Les citoyens du Chili du temps du président Salvador Allende, dont le choix démocratique fut bafoué par un coup d’état militaire, s’étonneraient peut-être du désintérêt des électeurs français d’aujourd’hui, choisissant le régime politique de la dictature.

Le néolibéralisme s’est avéré être une idéologie totalitaire au même titre que le communisme et le fascisme.

Il est loin le temps où en 1947, une poignée d’économistes, intellectuels et journalistes, dont les économistes Friedrich Hayek et Milton Friedman, s’étaient réunis au village suisse de Mont-Pèlerin pour fonder la « Mont-Pèlerin Society » dont la mission principale était, et l’est encore à ce jour, la garantie de la liberté d’expression et des valeurs libérales d’une société ouverte, par le biais de l’économie de marché. A l’époque, la défense des valeurs occidentales paraissait en effet urgente face au communisme totalitaire montant de l’Union Soviétique et de la Chine.

Inspiré du siècle des lumières, le libéralisme économique entend toutefois étendre le concept de la liberté individuelle à l’économie, de sorte à ce que celle-ci s’affranchisse totalement de la sphère d’influence de tout ensemble organisationnel, sociologique et juridique qu’on définirait communément comme « l’état ».

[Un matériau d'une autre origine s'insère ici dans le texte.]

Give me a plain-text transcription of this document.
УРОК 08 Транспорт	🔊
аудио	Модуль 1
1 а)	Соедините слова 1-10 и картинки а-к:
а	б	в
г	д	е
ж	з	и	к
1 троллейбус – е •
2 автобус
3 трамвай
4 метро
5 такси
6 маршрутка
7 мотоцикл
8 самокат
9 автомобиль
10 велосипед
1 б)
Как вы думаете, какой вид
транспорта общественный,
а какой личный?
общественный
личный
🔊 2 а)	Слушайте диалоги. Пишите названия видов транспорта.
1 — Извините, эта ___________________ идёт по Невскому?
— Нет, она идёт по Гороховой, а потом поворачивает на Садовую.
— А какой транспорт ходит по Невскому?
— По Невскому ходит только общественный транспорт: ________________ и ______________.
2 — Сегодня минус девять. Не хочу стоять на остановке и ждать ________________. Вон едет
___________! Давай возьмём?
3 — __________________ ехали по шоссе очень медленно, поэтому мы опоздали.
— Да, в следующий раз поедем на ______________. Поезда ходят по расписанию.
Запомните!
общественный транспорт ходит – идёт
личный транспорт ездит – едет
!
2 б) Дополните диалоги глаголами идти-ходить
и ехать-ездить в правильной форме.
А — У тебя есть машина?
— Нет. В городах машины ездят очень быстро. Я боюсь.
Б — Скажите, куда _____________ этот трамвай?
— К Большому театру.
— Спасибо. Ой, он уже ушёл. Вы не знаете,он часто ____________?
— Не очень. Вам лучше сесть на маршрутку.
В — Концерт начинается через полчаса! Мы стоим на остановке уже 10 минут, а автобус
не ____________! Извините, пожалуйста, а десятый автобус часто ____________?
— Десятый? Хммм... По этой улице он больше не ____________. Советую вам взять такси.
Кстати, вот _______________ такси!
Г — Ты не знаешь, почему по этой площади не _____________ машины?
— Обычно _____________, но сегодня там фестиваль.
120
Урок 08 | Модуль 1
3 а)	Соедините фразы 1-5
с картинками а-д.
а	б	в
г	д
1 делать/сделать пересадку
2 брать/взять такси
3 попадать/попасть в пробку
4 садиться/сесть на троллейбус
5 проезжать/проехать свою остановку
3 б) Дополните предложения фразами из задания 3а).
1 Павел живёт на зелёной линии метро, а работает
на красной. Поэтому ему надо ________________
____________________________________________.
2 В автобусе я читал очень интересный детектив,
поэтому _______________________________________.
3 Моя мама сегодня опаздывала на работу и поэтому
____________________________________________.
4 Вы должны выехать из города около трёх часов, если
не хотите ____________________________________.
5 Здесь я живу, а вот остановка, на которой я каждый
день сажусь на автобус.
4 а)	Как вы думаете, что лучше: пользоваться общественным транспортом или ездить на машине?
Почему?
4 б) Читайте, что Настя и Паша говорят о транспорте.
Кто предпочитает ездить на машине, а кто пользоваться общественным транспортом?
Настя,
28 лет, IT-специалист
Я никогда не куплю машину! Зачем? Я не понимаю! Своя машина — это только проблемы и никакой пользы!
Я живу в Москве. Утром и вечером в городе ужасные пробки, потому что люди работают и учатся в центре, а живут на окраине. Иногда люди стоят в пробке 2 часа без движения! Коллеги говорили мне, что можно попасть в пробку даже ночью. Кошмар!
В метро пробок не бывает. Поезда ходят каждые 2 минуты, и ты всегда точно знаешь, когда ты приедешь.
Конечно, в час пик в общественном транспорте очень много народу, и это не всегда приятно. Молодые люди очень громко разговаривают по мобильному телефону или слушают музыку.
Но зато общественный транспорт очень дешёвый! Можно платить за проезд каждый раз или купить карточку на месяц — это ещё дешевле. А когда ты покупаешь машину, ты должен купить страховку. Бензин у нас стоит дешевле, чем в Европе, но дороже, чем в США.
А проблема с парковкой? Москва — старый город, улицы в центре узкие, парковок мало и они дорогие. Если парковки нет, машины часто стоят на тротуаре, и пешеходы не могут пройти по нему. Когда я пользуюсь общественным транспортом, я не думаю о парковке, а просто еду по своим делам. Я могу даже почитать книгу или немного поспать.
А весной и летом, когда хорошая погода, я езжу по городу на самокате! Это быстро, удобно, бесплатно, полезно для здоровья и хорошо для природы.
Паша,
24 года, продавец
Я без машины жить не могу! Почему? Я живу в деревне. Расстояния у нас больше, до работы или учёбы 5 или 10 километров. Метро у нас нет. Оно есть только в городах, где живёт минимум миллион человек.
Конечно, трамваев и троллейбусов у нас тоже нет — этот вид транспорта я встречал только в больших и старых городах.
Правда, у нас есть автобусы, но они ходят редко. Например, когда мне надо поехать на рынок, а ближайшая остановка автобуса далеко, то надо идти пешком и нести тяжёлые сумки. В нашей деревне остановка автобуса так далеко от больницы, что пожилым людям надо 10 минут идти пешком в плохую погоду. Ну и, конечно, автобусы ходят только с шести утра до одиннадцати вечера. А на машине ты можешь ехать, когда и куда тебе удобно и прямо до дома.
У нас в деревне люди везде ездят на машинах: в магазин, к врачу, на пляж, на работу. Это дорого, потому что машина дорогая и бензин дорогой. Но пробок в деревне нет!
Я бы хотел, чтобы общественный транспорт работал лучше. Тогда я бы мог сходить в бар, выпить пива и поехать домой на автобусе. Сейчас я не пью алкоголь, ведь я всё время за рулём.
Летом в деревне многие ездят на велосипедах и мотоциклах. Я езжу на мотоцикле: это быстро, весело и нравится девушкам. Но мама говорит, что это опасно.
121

L’économiste américain Milton Friedman, ancien directeur de la MPS, maître à penser de l’ancienne premier ministre britannique Margareth Thatcher, fut l’architecte de la première expérience néolibérale grandeur nature, suivant le coup d’état du général Pinochet, le 11 septembre 1973.

On les appelait les « Chicago Boys », ces économistes chiliens, formés ou endoctrinés, c’est selon, à l’Université de Chicago sous l’oeil bienveillant du professeur Friedman, avec pour objectif d’exporter la bonne parole dans leur patrie. Seul obstacle au projet ambitieux, l’élection au suffrage universel du président socialiste Salvador Allende le 3 novembre 1970. 

Avec la complicité de da CIA, le gouvernement américain réfléchit à une solution au problème. La synthèse du brainstorming : un coup d’état. Conseiller à la sécurité nationale et Secrétaire d’Etat, tout en un, Henry Kissinger, lauréat du prix Nobel de la Paix, approcha le général des forces armées chiliennes de l’époque, René Schneider, lui demandant de l’aide. Seulement, le général Schneider, avant tout un militaire, respecta le choix démocratique du peuple chilien. Sa non-coopération lui coûta cher. Le 22 octobre 1970 il fut enlevé et assassiné. Il n’y a, à ce jour, plus guère de doute que ce crime portait la signature du Dr. Kissinger. Il fallait donc patienter encore trois ans pour réussir avec le général Augusto Pinochet.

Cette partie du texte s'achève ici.